“I have never been abroad before,” he explained, in a rather inanimate voice now. Then, after a slight hesitation, altogether different from the agonizing irresolution my first simple question “whether he meant to stay in Geneva” had aroused, he made me an unexpected confidence—
“The fact is, I have received a sort of mission from them.”
“Which will keep you here in Geneva?”
“Yes. Here.

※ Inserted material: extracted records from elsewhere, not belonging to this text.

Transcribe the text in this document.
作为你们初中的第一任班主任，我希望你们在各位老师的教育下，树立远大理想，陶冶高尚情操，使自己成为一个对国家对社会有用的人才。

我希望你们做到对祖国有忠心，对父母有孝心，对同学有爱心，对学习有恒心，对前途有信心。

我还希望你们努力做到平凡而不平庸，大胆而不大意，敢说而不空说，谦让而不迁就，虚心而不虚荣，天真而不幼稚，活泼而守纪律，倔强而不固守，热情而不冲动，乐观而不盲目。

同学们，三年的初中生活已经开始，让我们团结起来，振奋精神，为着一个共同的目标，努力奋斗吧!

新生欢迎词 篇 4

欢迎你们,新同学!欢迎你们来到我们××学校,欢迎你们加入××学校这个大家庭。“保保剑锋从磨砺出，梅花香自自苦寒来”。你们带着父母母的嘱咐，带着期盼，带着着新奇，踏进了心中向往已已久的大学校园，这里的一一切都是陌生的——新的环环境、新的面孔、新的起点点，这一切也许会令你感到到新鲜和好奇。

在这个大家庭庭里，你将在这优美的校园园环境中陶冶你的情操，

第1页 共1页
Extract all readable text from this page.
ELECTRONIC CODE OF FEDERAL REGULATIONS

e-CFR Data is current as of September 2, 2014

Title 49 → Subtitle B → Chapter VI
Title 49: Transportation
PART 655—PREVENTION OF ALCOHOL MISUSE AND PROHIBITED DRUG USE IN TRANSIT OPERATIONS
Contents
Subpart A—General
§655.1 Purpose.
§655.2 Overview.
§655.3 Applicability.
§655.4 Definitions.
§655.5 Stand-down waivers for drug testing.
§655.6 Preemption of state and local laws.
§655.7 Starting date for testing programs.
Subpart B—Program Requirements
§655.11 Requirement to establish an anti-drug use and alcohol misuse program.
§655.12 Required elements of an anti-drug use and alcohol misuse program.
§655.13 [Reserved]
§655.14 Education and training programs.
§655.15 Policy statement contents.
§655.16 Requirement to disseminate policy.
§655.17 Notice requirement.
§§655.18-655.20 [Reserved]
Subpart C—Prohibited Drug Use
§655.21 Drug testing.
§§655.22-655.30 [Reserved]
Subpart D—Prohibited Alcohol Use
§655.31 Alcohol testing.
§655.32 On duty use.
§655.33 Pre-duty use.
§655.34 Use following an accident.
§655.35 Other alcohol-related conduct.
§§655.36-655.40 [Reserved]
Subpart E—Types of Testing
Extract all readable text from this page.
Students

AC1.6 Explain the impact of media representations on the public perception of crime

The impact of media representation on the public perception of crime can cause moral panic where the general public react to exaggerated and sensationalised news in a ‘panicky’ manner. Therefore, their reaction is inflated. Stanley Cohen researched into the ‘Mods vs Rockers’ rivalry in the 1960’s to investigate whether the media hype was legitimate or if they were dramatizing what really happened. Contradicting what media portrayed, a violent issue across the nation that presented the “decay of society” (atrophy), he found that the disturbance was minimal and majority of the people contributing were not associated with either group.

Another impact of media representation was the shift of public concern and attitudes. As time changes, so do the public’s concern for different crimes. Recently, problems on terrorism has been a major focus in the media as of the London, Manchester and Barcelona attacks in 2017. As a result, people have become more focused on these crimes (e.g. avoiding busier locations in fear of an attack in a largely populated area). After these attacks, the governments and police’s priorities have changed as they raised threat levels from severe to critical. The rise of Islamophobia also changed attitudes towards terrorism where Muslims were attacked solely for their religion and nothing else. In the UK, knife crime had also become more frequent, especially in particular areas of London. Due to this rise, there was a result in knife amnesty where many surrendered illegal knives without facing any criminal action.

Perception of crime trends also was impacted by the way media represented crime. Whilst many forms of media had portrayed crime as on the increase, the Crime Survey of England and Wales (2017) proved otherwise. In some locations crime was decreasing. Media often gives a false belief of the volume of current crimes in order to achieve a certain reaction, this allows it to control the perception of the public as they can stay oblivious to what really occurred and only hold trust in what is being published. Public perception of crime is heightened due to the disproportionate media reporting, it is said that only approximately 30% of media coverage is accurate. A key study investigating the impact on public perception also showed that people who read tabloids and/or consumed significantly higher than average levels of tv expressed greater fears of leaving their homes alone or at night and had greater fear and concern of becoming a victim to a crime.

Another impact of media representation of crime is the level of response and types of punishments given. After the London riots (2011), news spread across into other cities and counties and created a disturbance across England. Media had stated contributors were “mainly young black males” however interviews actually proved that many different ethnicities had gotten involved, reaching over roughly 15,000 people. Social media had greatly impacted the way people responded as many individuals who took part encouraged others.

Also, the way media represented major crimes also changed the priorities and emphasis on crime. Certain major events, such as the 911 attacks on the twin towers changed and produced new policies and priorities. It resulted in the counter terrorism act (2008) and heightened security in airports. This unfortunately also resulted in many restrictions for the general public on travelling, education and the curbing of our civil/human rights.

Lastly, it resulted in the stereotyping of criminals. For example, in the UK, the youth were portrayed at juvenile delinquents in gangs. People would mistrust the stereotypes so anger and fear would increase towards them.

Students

In this odious....”
I was satisfied with my faculty for putting two and two together when I drew the inference that the mission had something to do with the person of the great Peter Ivanovitch. But I kept that surmise to myself naturally, and Mr. Razumov said nothing more for some considerable time. It was only when we were nearly on the bridge we had been making for that he opened his lips again, abruptly—
“Could I see that precious article anywhere?”
I had to think for a moment before I saw what he was referring to.
“It has been reproduced in parts by the Press here. There are files to be seen in various places. My copy of the English newspaper I have left with Miss Haldin, I remember, on the day after it reached me. I was sufficiently worried by seeing it lying on a table by the side of the poor mother’s chair for weeks. Then it disappeared. It was a relief, I assure you.”
He had stopped short.
“I trust,” I continued, “that you will find time to see these ladies fairly often—that you will make time.”
He stared at me so queerly that I hardly know how to define his aspect. I could not understand it in this connexion at all. What ailed him? I asked myself. What strange thought had come into his head? What vision of all the horrors that can be seen in his hopeless country had come suddenly to haunt his brain? If it were anything connected with the fate of Victor Haldin, then I hoped earnestly he would keep it to himself for ever. I was, to speak plainly, so shocked that I tried to conceal my impression by—Heaven forgive me—a smile and the assumption of a light manner.
“Surely,” I exclaimed, “that needn’t cost you a great effort.”
He turned away from me and leaned over the parapet of the bridge. For a moment I waited, looking at his back. And yet, I assure you, I was not anxious just then to look at his face again. He did not move at all. He did not mean to move. I walked on slowly on my way towards the station, and at the end of the bridge I glanced over my shoulder. No, he had not moved. He hung well over the parapet, as if captivated by the smooth rush of the blue water under the arch. The current there is swift, extremely swift; it makes some people dizzy; I myself can never look at it for any length of time without experiencing a dread of being suddenly snatched away by its destructive force. Some brains cannot resist the suggestion of irresistible power and of headlong motion.